Masters disappear...randomly
Duncan Ellis
Posts: 162
Hi All
Anyone come across a situation where masters in a system look like they are offline - they are ping-able but no comms on 80/23/1319.
When you try and login to the offending masters on telnet, you just get a blank screen and a cursor but no login prompt.
There are 22 masters in this system and they have been running fine for about 5 years then suddenly this started to happen 3 months ago. The masters are all NI700's plus 1 x NI4100. All up to date on their last firmware available (v3 not 4) and they are all password secured.
We are not in control of the network, we are on our own VLAN and our access if effectively local, via Teamviewer.
Any thoughts are welcome.....
0
Comments
Hi @Duncan Ellis , try grabbing some logs from the masters.
The best way to do so on the NI master is to establish a telnet connection and send the command "msg on all". Make sure your telnet session is logging, I would suggest using something like Putty.
Once you catch it happening on the logs it will be a lot easier to tell what's going on up to the moment the master falls offline.
Another thing you could try doing, if your network team allows it, is to do a wireshark trace while mirroring the network port the master is connected to. This will capture all traffic coming to and from the master and the specific port it is tied into.
While this may not be your issue, it bears discussion in the same space....
We have often seen NI's fail to connect to new IP requests, even while still servicing existing connections. It usually is due to some network irritant that appears to consume connection handles faster than the Netlinx releases them. The typical scenario is outside hackers pummeling the system when the NI is at least partially exposed on the internet. You can watch the endless attempts in TELNET... with IP addresses from all over the world, at hundreds an hour - and only imagine how many more connections are being attempted on ports you can't easily watch. We also have seen it occur when some local device is jittering on and offline rapidly for an extended time. This can be a defective or out of range panel, and can even be caused by duplicate addresses on panels. One of the duplicates will fail to connect due to the existing connection, but will try again forever. Until the NI runs out of resources... from which it generally cannot recover without a reboot. (Newest firmwares and the new NX processors do better, they say...)
AMX's original panel intercom module was good at causing this in large systems. The auto-discovery took long enough that many connections released and started over, until the whole IP system was flapping... then nothing.

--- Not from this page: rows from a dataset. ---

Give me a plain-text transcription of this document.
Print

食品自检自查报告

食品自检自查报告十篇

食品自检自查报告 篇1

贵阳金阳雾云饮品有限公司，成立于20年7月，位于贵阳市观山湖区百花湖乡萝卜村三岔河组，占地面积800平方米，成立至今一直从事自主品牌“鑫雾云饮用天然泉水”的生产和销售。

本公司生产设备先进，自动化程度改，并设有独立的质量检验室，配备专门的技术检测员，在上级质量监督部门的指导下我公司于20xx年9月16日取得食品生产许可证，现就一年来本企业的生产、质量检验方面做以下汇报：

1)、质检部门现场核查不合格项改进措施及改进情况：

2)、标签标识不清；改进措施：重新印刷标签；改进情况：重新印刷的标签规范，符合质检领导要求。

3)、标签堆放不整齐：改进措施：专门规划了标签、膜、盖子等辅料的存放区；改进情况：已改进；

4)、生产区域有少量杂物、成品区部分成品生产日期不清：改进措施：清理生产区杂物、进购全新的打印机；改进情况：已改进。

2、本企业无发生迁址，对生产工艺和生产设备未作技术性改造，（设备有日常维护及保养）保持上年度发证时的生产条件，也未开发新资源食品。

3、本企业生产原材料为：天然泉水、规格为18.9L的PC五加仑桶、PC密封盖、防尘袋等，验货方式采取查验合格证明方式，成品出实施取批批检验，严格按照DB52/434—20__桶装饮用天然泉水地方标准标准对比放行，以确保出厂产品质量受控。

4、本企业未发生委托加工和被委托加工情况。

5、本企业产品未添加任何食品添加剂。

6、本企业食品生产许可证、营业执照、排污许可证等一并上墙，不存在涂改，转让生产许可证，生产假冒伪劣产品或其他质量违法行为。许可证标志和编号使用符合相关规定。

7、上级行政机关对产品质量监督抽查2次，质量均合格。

You can cause and witness this effect by attempting to FTP a few hundred files in or out of the NI with the default settings on most FTP tools. The tool (like a browser) will attempt to move as many files simultaneously as possible, each one consuming an IP handle. What you see will be a "421 Error" and no more connections will be allowed. It might clear itself in a while, but sometimes needs a reboot. This is why you select FTP's "Limit Number of Simultaneous Connections" to "1" if you do file-intense NI work.
ALSO check in a multi-NI system to be certain you don't have slave-loops. If two masters each have each other in their connection list, they can spend a lot of IP time arguing over whose connection wins.
thanks guys
@John Nagy - the topology is all single links back to the main master and route mode is direct. I've been through all of the masters and there is only one link in each. Thanks for all of the info though - I think the network team have put a device on the network that constantly pings all devices - I have to prove that yet, but the yacht was in for its 5 year update - which we had nothing to do on - but the network had alterations and it seems to span from that. Thank you again!!!!
@Harman_quirk - logs are cleared by reboot though, aren't they? when this happens you cant get near the logs and the masters that this happens to are random. I may have to use wireshark, like you suggested to find this I think. Thank you!!!!
A new network? Look for loops. They do wacky things. A clue is that often the outages will be on a regular interval. We found one that tanked the network every 11 minutes, and another that did 18 minute cycles. Inattention and too many wires resulted in multiple paths to the same switches. Boo.
Not a new network as such just some replacement switches and probably some other kit we are not privvy to.
We are sat on our own VLAN and nothing has changed for us. So I'm going to disconnect us from their network for the christmas trip and the chief eng can reconnect us if they need support and we can see what happens. if nothing, it can be lobbed back to IT for them to sort out.
You might want to do a port scan of the master when it's not working insted of a ping. The NIs communicate with each other on port 1319. If for some reason that port is blocked it will appear offline. But, If it works at all, then I don't think this is the problem - as switches do not tend to block or unblock ports willy-nilly.
In days long past I would see this behavior a lot with cheaper Linksys WRxxxx routers/switches. the only solutions were to a) change out the router/switches or b) write the code to reboot the NIs on a regular basis.
Duncan, do let us know what resolves this for you.
Hi Guys
To answer Erics response - 1319 is also blocked at this point and so is 80. Its only started happening since the Yacht went in for its 5 year service/upgrade.
I still don't know what causes this but its something from the main network. I had the Chief Engineer disconnect us from the main network and everything stayed live. When you reconnect to the main network, it takes about 20mins and then masters start to drop off...I'll be speaking to network admin in the new year....